I'm personally interested in her Your Aging Cat since my Funny Face is growing older. He's already 14 nearly 15, rather elderly for a cat. The advice in the book is helpful and enlightening. Funny Face shows needs and tell-tale changes in most areas, except he doesn't match his owner: He hasn't gained weight with age like I have. He still has his slim, trim physic of younger years.

Amy has insight in both books that most readers would find delightful and eye-opening. I highly recommend owners of cats and dogs, whether their pets are senior citizens yet or not. The facts of life are they will age, and owners can use the knowledge before needed.

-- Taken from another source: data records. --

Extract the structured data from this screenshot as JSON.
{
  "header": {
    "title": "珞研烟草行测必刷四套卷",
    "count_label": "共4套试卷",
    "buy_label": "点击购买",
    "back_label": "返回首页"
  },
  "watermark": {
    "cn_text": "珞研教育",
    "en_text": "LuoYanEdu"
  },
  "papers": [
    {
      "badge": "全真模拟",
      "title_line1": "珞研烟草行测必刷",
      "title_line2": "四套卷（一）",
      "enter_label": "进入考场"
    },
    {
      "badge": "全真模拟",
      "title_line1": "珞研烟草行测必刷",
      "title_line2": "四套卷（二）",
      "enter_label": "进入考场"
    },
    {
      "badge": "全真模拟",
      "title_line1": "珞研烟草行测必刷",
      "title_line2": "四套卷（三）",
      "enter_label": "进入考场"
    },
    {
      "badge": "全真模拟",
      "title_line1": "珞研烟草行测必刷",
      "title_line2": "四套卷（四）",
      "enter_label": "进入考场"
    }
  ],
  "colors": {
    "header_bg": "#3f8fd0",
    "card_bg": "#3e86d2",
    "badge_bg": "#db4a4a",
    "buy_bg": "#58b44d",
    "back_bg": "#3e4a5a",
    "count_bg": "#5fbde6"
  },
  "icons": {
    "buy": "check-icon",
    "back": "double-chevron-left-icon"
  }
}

Now from the books written by Amy Shojai:

Enrich the Environment

Cats and dogs older than seven often have the constitution and attitude of much younger animals. Your pet doesn’t know she should feel or act any differently the day she turns seven. Expect the best of her, give her the best help possible, and there’s no reason why she shouldn’t enjoy a rewarding and vital life well into her golden years.
Health maintenance is paramount for seniors, and mirrors that of youngsters. The help you give her includes good nutrition, exercise, grooming, environmental accommodations, and mental stimulation.

Twenty minutes of aerobic exercise twice a day helps keep cats and dogs of all ages physically fit, mentally alert—and out of trouble. A tired pet is a well-behaved pet! But most old cats and dogs tend to slow down and may have stiff or painful joints that make them reluctant to move their furry tails. It takes more effort to get her moving at all, let alone to generate the same activity level as when she was a youngster.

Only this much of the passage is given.